Soekarno di Bangka Tak Bisa Berhubungan dan Tak Tahu Soal Serangan Umum ke Jogja
Adanya klaim bahwa Soekarno Hatta penggagas serangan 1 Maret 1949 menggelisahkan banyak pihak. Salah satunya adalah politisi senior dan sejarawan, Ridwan Saidi.
Maka terkait klaim tersebut, Ridwan Saidi pun mencari sumber terkait itu. Maka dia berhasil menemukan sumber yang tahu situasi saat itu, yakni bila antara tempat penahanan Soekarno, Hatta, Syahrir, dan Agus Salim di Bangka kala itu tak bisa berhubungan dengan Jogjakarta. Maka klaim bahwa Sultan Hamengku Buwono meminta izin kepada Soekarno yang berada di tahanan Bangka atas penyerangan besar-besaran gerilyawan TNI ke dalam kota Yogyakarta pada 1949 menjadi ganjil.
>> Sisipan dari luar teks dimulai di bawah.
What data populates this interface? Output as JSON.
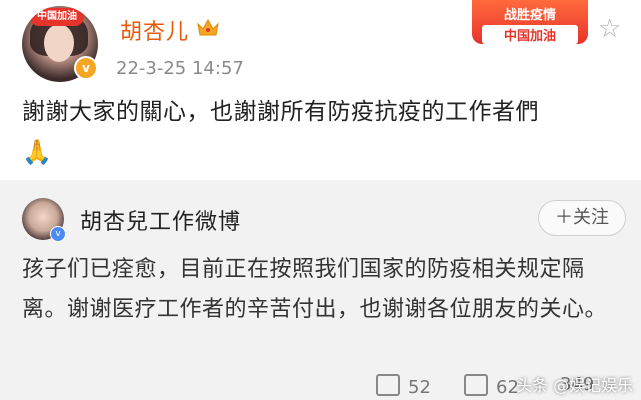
{
  "post": {
    "author": "胡杏儿",
    "timestamp": "22-3-25 14:57",
    "avatar_badge": "中国加油",
    "promo": {
      "line1": "战胜疫情",
      "line2": "中国加油"
    },
    "text": "謝謝大家的關心，也謝謝所有防疫抗疫的工作者們",
    "emoji": "🙏"
  },
  "quoted": {
    "author": "胡杏兒工作微博",
    "follow_label": "＋关注",
    "text": "孩子们已痊愈，目前正在按照我们国家的防疫相关规定隔离。谢谢医疗工作者的辛苦付出，也谢谢各位朋友的关心。"
  },
  "actions": {
    "repost_count": "52",
    "comment_count": "62",
    "like_count": "349"
  },
  "watermark": "头条 @娱记娱乐",
  "colors": {
    "username": "#e8590c",
    "promo_bg": "#e8332a",
    "quoted_bg": "#f2f2f2"
  },
  "icons": [
    "crown-icon",
    "star-icon",
    "verified-icon",
    "repost-icon",
    "comment-icon"
  ]
}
Korespondensi Ridwan Saidi dengan sumbernya tersebut berisi sebagai berikut:
Sejak Jogja diduduki Belanda. Melalui agresi 19/12/48, Dwi Tunggal diasingkan ke Bangka. Sedangkan persiapan Serangan Oemoem 1 Maret medio Februari 1949. Pada saat bersamaan Dwi Tunggal bersiap untuk pertemuan RI dengan BFO BFO (Bijeenkomst Voor Federaal Overleg)/Majelis Permusyawaratan Negara-negara Federal) pimpinan Sultan Hamid II di Bangka 2 Maret 1949 yang juga akan dihadiri utusan PBB.
Jadi tak mungkin ada komunikasi Bangka-Jogja di jaman itu. Zoom meeting. Mustahil. Apalagi geestelijk pertemuan Bangka dan Serangan Oemoem berbeda kalau pun tidak diametral.
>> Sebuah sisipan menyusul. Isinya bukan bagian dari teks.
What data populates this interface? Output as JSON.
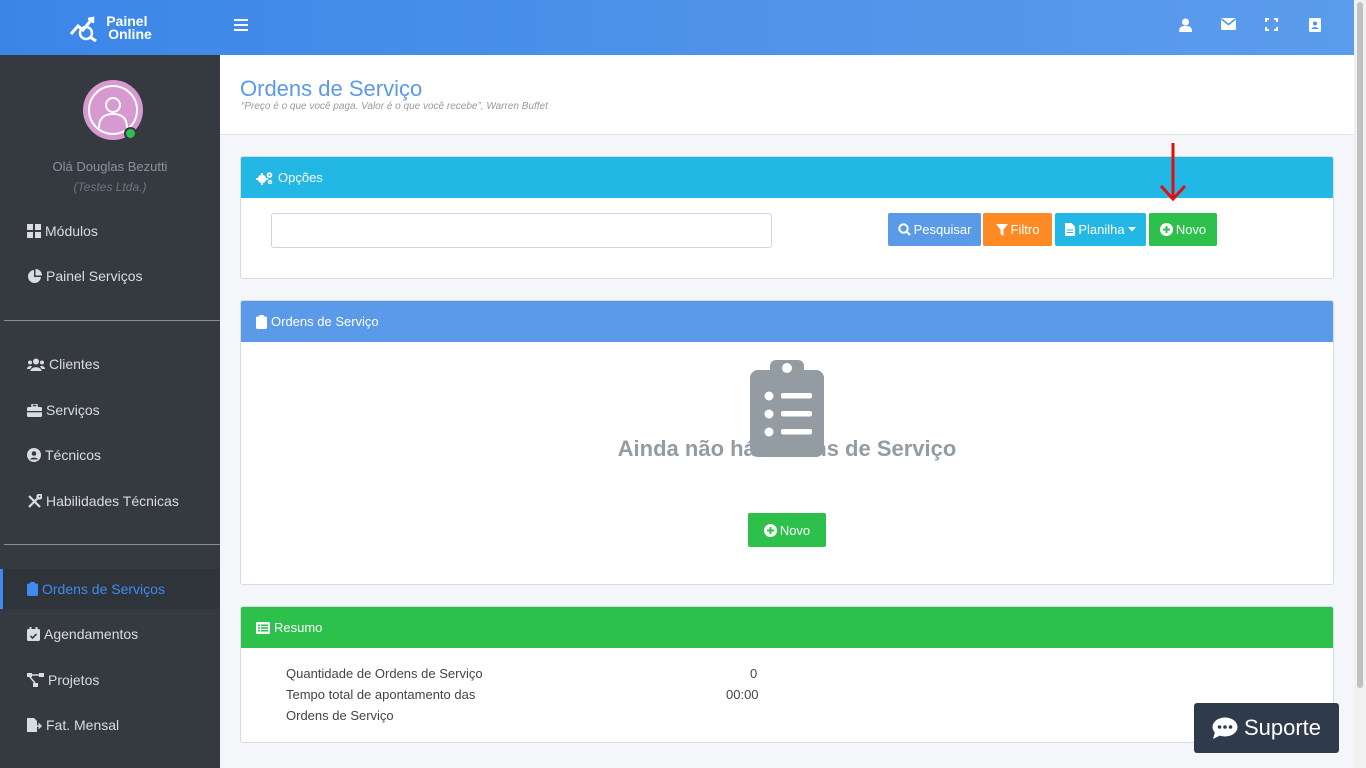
{
  "app": {
    "logo_line1": "Painel",
    "logo_line2": "Online"
  },
  "user": {
    "greeting": "Olá Douglas Bezutti",
    "company": "(Testes Ltda.)"
  },
  "sidebar": {
    "items": [
      {
        "label": "Módulos",
        "icon": "grid-icon"
      },
      {
        "label": "Painel Serviços",
        "icon": "pie-chart-icon"
      },
      {
        "label": "Clientes",
        "icon": "users-icon"
      },
      {
        "label": "Serviços",
        "icon": "briefcase-icon"
      },
      {
        "label": "Técnicos",
        "icon": "user-circle-icon"
      },
      {
        "label": "Habilidades Técnicas",
        "icon": "tools-icon"
      },
      {
        "label": "Ordens de Serviços",
        "icon": "clipboard-icon",
        "active": true
      },
      {
        "label": "Agendamentos",
        "icon": "calendar-check-icon"
      },
      {
        "label": "Projetos",
        "icon": "project-diagram-icon"
      },
      {
        "label": "Fat. Mensal",
        "icon": "file-export-icon"
      }
    ]
  },
  "page": {
    "title": "Ordens de Serviço",
    "quote": "“Preço é o que você paga. Valor é o que você recebe”, Warren Buffet"
  },
  "options_card": {
    "title": "Opções",
    "search_value": "",
    "search_placeholder": "",
    "buttons": {
      "search": "Pesquisar",
      "filter": "Filtro",
      "spreadsheet": "Planilha",
      "new": "Novo"
    }
  },
  "orders_card": {
    "title": "Ordens de Serviço",
    "empty_message": "Ainda não há Ordens de Serviço",
    "new_button": "Novo"
  },
  "summary_card": {
    "title": "Resumo",
    "rows": [
      {
        "label": "Quantidade de Ordens de Serviço",
        "value": "0"
      },
      {
        "label_line1": "Tempo total de apontamento das",
        "label_line2": "Ordens de Serviço",
        "value": "00:00"
      }
    ]
  },
  "support": {
    "label": "Suporte"
  },
  "colors": {
    "header": "#4f93e9",
    "sidebar": "#343a40",
    "options_header": "#23b7e5",
    "orders_header": "#5a9ae8",
    "summary_header": "#2dc14b",
    "btn_search": "#5b9ae6",
    "btn_filter": "#fd8a25",
    "btn_spreadsheet": "#23b7e5",
    "btn_new": "#2dc14b",
    "annotation_arrow": "#e01010"
  }
}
Soekarno-Hatta berada dalam gedung perusahaan timah banga yang juga merupakan adalah rumah pengasingannya bersama Syahrir dan Agus Salim. Mereka tidak kuat hawa dingin. Sedangkan Bung Hatta di Manumbing yang berjarak 6,9 km dari gedung perusahaan timah Bangka tersebut (Gedung BTW).
Ini info tambahan yang kuatkan kesimpulan saya bahwa tak ada kontak Bangka-Jogja. RS
Jadi, di Bangka tidak ada pembicaraan mengenai serangan umum 1 maret, itu terlihat dari narasi pimpinan BFO yang kembali ke Jakarta pada tanggal 3 Maret yang kaget karena mendengar kabar adanya serangan besar-bersan an di Jawa Tengah dan hampir jatuhnya Jogja ke Tentara Indonesia.
Kesan setelah menonton film 'Enam Jam di Jogja Pada Tahun Pada Awal Tahun 1950-an.
Ridwan Saidi mengatakan, artinya filem itu dibuat hanya dua tahun setelah peristiwanya, Tentunya masih ribuan pelaku sejarah tersebut masih hidup, dan jika alur ceritanya tidak benar, pasti filem tersebut sudah distop dalem peredaran.''Hari ini saya juga lihat lagi film tersebut di YouTube dan disebut peran Lekol Soeharto."
''Jadi saya mohon maaf bila Sukarno disebut berperan dalam serangan itu, walau dia pada tahun 1950-an dia presoden, bukan Pak Harto yang jadi presiden. Kala itu yang disebut Tapi yang berperan memang Panglima Sudirman, Sultan Jogja, Kol Bambang Soegeng, dan Letkol Soeharto. Maaf lagi ya, faktanya di waktu seputaran saat serangan itu Bung Karno lagi diasingkan, Yang jadi Presiden itu Pak Syafruddin Prawiranegara,'' tegasnya.